5. The first rule of fight Hamas club is you don’t talk about fight Hamas club: The same can be said for Gaza, where on Sunday for the second time in as many days, and the third time this month, a firefight was set off as a gunman tried to infiltrate Israel.

  • The Saturday incident, in which four Gazans were killed while trying to sneak across the frontier lugging a Doomguy-esque arsenal, appears to have been the most serious of the three, and several people take note of the fact that had they carried out their plan, Israel could be fighting a war now.
  • Asked about the fact that Israel is essentially being kept out of a wider conflagration by luck and the eagle eyes of the female soldiers manning the observation posts along the border, Absorption Minister Yoav Gallant tells Channel 12 that Israel will launch a wide offensive eventually, but will decide on the timing.
  • He refuses to discuss what that timing may be.
  • Israel Hayom’s Yoav Limor writes that politicians putting pressure on the government to act after an attack are only playing into Hamas’s hands.
  • “The military has to remain vigilant but so do our politicians, who have to exercise responsibility and maturity in their statements – something of a tall order during an election campaign – if we are to avoid unnecessarily fanning the flames,” he writes.

6. Hamasdunit: In all three cases, Hamas has sought to distance itself from the attackers, as well as with a deadly attack in the West Bank, and while officially Israel has largely played along, most are not buying it.

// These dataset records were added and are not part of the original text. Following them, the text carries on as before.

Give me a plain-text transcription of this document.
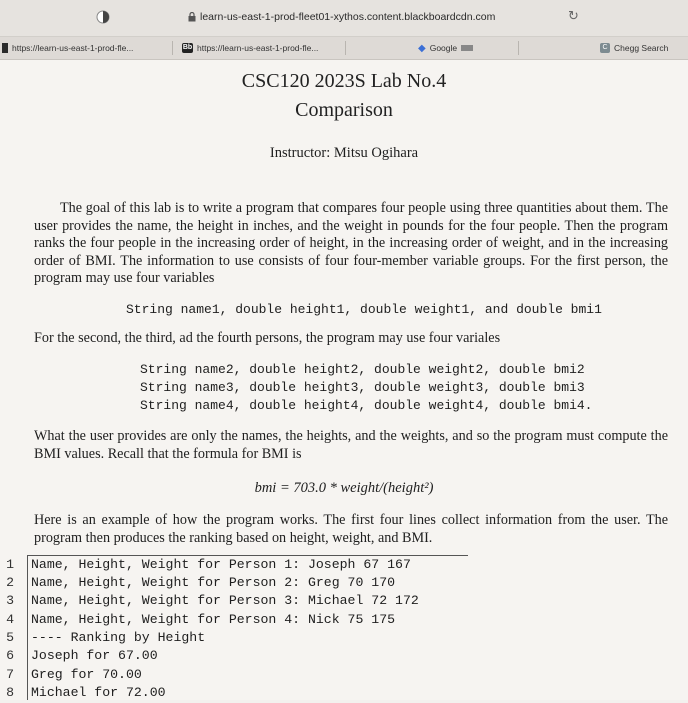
learn-us-east-1-prod-fleet01-xythos.content.blackboardcdn.com	↻
https://learn-us-east-1-prod-fle...	Bb https://learn-us-east-1-prod-fle...	◆ Google	C Chegg Search
CSC120 2023S Lab No.4
Comparison
Instructor: Mitsu Ogihara
The goal of this lab is to write a program that compares four people using three quantities about them. The user provides the name, the height in inches, and the weight in pounds for the four people. Then the program ranks the four people in the increasing order of height, in the increasing order of weight, and in the increasing order of BMI. The information to use consists of four four-member variable groups. For the first person, the program may use four variables
String name1, double height1, double weight1, and double bmi1
For the second, the third, ad the fourth persons, the program may use four variales
String name2, double height2, double weight2, double bmi2
String name3, double height3, double weight3, double bmi3
String name4, double height4, double weight4, double bmi4.
What the user provides are only the names, the heights, and the weights, and so the program must compute the BMI values. Recall that the formula for BMI is
bmi = 703.0 * weight/(height²)
Here is an example of how the program works. The first four lines collect information from the user. The program then produces the ranking based on height, weight, and BMI.
1 Name, Height, Weight for Person 1: Joseph 67 167
2 Name, Height, Weight for Person 2: Greg 70 170
3 Name, Height, Weight for Person 3: Michael 72 172
4 Name, Height, Weight for Person 4: Nick 75 175
5 ---- Ranking by Height
6 Joseph for 67.00
7 Greg for 70.00
8 Michael for 72.00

  • “If the four troublemakers managed a significant achievement, like kidnapping a soldier, Hamas would embrace them fully, as it did with the kidnapping of Gilad Shalit. But they were caught and killed? Not so great,” writes Shimrit Meir in Yedioth.
  • She also connects the incidents to other similar incidents where Hamas played dumb, like rockets fired at homes “by mistake.”
  • Not helping matters for Hamas are reports in Palestinian media that “some or all of the four were former Hamas terrorists. Conflicting reports late Saturday said they had quit the Gaza-ruling terror group or had been ejected from it.”
  • IDF spokesman Jonathan Conricus noted the four were in uniforms but refused to elaborate, which may be code for “We want to signal it’s Hamas but don’t want domestic pressure to hit Hamas back and start a war now.” Or perhaps they were in girl scout uniforms.
  • In Israel Hayom, Eyal Zisser notes that the same calculus of not assigning blame extends to the killing of Dvir Sorek in the West Bank last week.
  • “The suspected terrorists are members of Hamas or are affiliated with it, but the organization’s leaders in Gaza remember very well how the abduction and murder of three Israeli teenagers five years ago led the IDF to launch Operation Protective Edge, and therefore are wary of direct involvement in terrorist attacks in Judea and Samaria capable of triggering a clash with Israel,” he writes.

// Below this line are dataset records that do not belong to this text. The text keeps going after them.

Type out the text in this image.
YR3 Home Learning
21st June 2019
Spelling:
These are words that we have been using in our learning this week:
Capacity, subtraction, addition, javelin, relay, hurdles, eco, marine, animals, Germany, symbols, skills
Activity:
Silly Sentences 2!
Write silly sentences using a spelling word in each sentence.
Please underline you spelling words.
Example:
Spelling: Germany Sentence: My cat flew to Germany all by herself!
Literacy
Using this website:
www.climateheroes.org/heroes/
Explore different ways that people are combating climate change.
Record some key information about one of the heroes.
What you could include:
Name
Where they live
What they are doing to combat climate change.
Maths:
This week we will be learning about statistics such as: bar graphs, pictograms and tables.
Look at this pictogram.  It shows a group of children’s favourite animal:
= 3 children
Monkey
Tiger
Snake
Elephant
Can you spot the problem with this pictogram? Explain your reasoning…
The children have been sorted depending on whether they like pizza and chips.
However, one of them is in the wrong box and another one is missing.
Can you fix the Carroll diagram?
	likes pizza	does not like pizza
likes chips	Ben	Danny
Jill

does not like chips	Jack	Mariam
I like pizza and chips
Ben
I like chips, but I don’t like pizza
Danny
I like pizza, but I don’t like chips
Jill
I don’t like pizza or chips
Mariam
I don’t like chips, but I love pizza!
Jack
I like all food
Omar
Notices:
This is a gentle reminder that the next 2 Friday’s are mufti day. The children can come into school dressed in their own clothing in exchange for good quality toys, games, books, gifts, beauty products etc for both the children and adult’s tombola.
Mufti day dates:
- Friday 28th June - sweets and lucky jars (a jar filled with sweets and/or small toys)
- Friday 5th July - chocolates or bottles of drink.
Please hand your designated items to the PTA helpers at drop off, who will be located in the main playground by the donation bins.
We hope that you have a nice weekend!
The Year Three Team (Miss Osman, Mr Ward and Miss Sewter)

7. Bad news no matter what: In Haaretz, Amos Harel leaves open the possibility that the four fighters really were rogue and Hamas really is losing control.

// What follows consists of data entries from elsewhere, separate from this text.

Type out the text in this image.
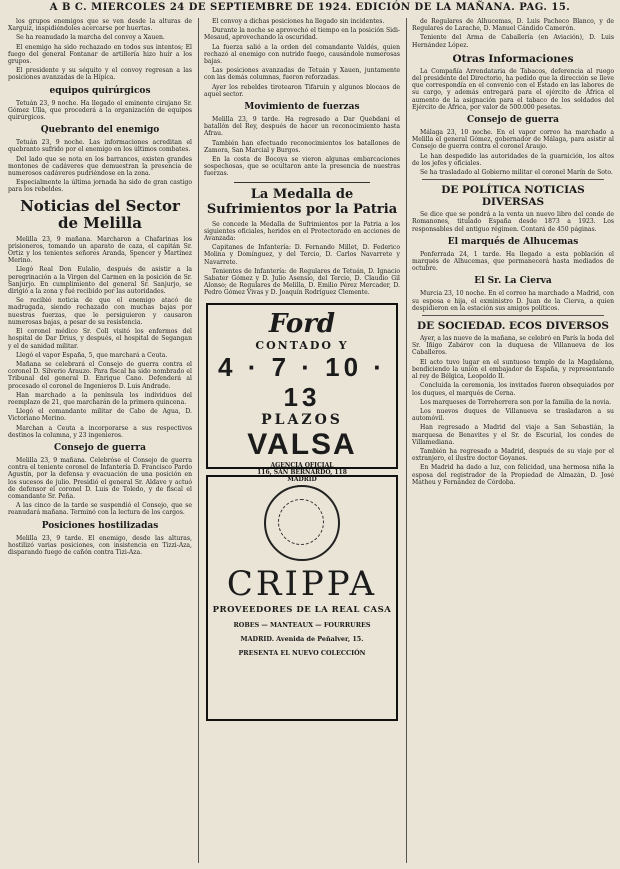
A B C. MIERCOLES 24 DE SEPTIEMBRE DE 1924. EDICIÓN DE LA MAÑANA. PAG. 15.

los grupos enemigos que se ven desde la alturas de Xarguiz, inspidiéndoles acercarse por huertas.

Se ha reanudado la marcha del convoy a Xauen.

El enemigo ha sido rechazado en todos sus intentos; El fuego del general Fontanar de artillería hizo huír a los grupos.

El presidente y su séquito y el convoy regresan a las posiciones avanzadas de la Hípica.

equipos quirúrgicos

Tetuán 23, 9 noche. Ha llegado el eminente cirujano Sr. Gómez Ulla, que procederá a la organización de equipos quirúrgicos.

Quebranto del enemigo

Tetuán 23, 9 noche. Las informaciones acreditan el quebranto sufrido por el enemigo en los últimos combates.

Del lado que se nota en los barrancos, existen grandes montones de cadáveres que demuestran la presencia de numerosos cadáveres pudriéndose en la zona.

Especialmente la última jornada ha sido de gran castigo para los rebeldes.

Noticias del Sector de Melilla

Melilla 23, 9 mañana. Marcharon a Chafarinas los prisioneros, tomando un aparato de caza, el capitán Sr. Ortiz y los tenientes señores Aranda, Spencer y Martínez Merino.

Llegó Real Don Eulalio, después de asistir a la peregrinación a la Virgen del Carmen en la posición de Sr. Sanjurjo. En cumplimiento del general Sr. Sanjurjo, se dirigió a la zona y fué recibido por las autoridades.

Se recibió noticia de que el enemigo atacó de madrugada, siendo rechazado con muchas bajas por nuestras fuerzas, que le persiguieron y causaron numerosas bajas, a pesar de su resistencia.

El coronel médico Sr. Coll visitó los enfermos del hospital de Dar Drius, y después, el hospital de Segangan y el de sanidad militar.

Llegó el vapor España, 5, que marchará a Ceuta.

Mañana se celebrará el Consejo de guerra contra el coronel D. Silverio Arauzo. Para fiscal ha sido nombrado el Tribunal del general D. Enrique Cano. Defenderá al procesado el coronel de Ingenieros D. Luis Andrade.

Han marchado a la península los individuos del reemplazo de 21, que marcharán de la primera quincena.

Llegó el comandante militar de Cabo de Agua, D. Victoriano Merino.

Marchan a Ceuta a incorporarse a sus respectivos destinos la columna, y 23 ingenieros.

Consejo de guerra

Melilla 23, 9 mañana. Celebróse el Consejo de guerra contra el teniente coronel de Infantería D. Francisco Pardo Agustín, por la defensa y evacuación de una posición en los sucesos de julio. Presidió el general Sr. Aldave y actuó de defensor el coronel D. Luis de Toledo, y de fiscal el comandante Sr. Peña.

A las cinco de la tarde se suspendió el Consejo, que se reanudará mañana. Terminó con la lectura de los cargos.

Posiciones hostilizadas

Melilla 23, 9 tarde. El enemigo, desde las alturas, hostilizó varias posiciones, con insistencia en Tizzi-Aza, disparando fuego de cañón contra Tizi-Aza.

El convoy a dichas posiciones ha llegado sin incidentes.

Durante la noche se aprovechó el tiempo en la posición Sidi-Mesaud, aprovechando la oscuridad.

La fuerza salió a la orden del comandante Valdés, quien rechazó al enemigo con nutrido fuego, causándole numerosas bajas.

Las posiciones avanzadas de Tetuán y Xauen, juntamente con las demás columnas, fueron reforzadas.

Ayer los rebeldes tirotearon Tifaruin y algunos blocaos de aquel sector.

Movimiento de fuerzas

Melilla 23, 9 tarde. Ha regresado a Dar Quebdani el batallón del Rey, después de hacer un reconocimiento hasta Afrau.

También han efectuado reconocimientos los batallones de Zamora, San Marcial y Burgos.

En la costa de Bocoya se vieron algunas embarcaciones sospechosas, que se ocultaron ante la presencia de nuestras fuerzas.

La Medalla de Sufrimientos por la Patria

Se concede la Medalla de Sufrimientos por la Patria a los siguientes oficiales, heridos en el Protectorado en acciones de Avanzada:

Capitanes de Infantería: D. Fernando Millet, D. Federico Molina y Domínguez, y del Tercio, D. Carlos Navarrete y Navarrete.

Tenientes de Infantería: de Regulares de Tetuán, D. Ignacio Sabater Gómez y D. Julio Asensio, del Tercio, D. Claudio Gil Alonso; de Regulares de Melilla, D. Emilio Pérez Mercader, D. Pedro Gómez Vivas y D. Joaquín Rodríguez Clemente.

Ford
CONTADO Y
4 · 7 · 10 · 13
PLAZOS
VALSA
AGENCIA OFICIAL
116, SAN BERNARDO, 118
MADRID
CRIPPA
PROVEEDORES DE LA REAL CASA
ROBES — MANTEAUX — FOURRURES
MADRID. Avenida de Peñalver, 15.
PRESENTA EL NUEVO COLECCIÓN

de Regulares de Alhucemas, D. Luis Pacheco Blanco, y de Regulares de Larache, D. Manuel Cándido Camerón.

Teniente del Arma de Caballería (en Aviación), D. Luis Hernández López.

Otras Informaciones

La Compañía Arrendataria de Tabacos, deferencia al ruego del presidente del Directorio, ha pedido que la dirección se lleve que correspondía en el convenio con el Estado en las labores de su cargo, y además entregará para el ejército de África el aumento de la asignación para el tabaco de los soldados del Ejército de África, por valor de 500.000 pesetas.

Consejo de guerra

Málaga 23, 10 noche. En el vapor correo ha marchado a Melilla el general Gómez, gobernador de Málaga, para asistir al Consejo de guerra contra el coronel Araujo.

Le han despedido las autoridades de la guarnición, los altos de los jefes y oficiales.

Se ha trasladado al Gobierno militar el coronel Marín de Soto.

DE POLÍTICA NOTICIAS DIVERSAS

Se dice que se pondrá a la venta un nuevo libro del conde de Romanones, titulado España desde 1873 a 1923. Los responsables del antiguo régimen. Contará de 450 páginas.

El marqués de Alhucemas

Ponferrada 24, 1 tarde. Ha llegado a esta población el marqués de Alhucemas, que permanecerá hasta mediados de octubre.

El Sr. La Cierva

Murcia 23, 10 noche. En el correo ha marchado a Madrid, con su esposa e hija, el exministro D. Juan de la Cierva, a quien despidieron en la estación sus amigos políticos.

DE SOCIEDAD. ECOS DIVERSOS

Ayer, a las nueve de la mañana, se celebró en París la boda del Sr. Iñigo Zabárov con la duquesa de Villanueva de los Caballeros.

El acto tuvo lugar en el suntuoso templo de la Magdalena, bendiciendo la unión el embajador de España, y representando al rey de Bélgica, Leopoldo II.

Concluida la ceremonia, los invitados fueron obsequiados por los duques, el marqués de Cerna.

Los marqueses de Torreherrera son por la familia de la novia.

Los nuevos duques de Villanueva se trasladaron a su automóvil.

Han regresado a Madrid del viaje a San Sebastián, la marquesa de Benavites y el Sr. de Escurial, los condes de Villamediana.

También ha regresado a Madrid, después de su viaje por el extranjero, el ilustre doctor Goyanes.

En Madrid ha dado a luz, con felicidad, una hermosa niña la esposa del registrador de la Propiedad de Almazán, D. José Matheu y Fernández de Córdoba.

  • “The latest incident is bad news for Hamas since it indicated some lack of control in Gaza. This is why strange excuses and conflicting versions were heard. And yet, the question remains: Did Hamas leaders, headed by Yahya Sinwar, not encourage the infiltration by remote control or by a wink and nod, in order to let off some steam among Hamas activists,” he writes. “At least according to Israeli intelligence, Hamas is still not interested in wide scale escalation but is rather in interested in agreements with Israel to advance the reconstruction of Gaza’s infrastructure.”
  • But ToI’s Avi Issacharoff surmises that a Hamas lack of control could just as easily snowball into war.
  • “The terror group wants the best of both worlds: to maintain its resistance against Israel while stopping short of complicating itself by sparking another war,” he says. “However, this is a very fine line to walk, and one wrong move could ultimately be fatal for Hamas and, most unfortunately, for Gazans and Israelis.”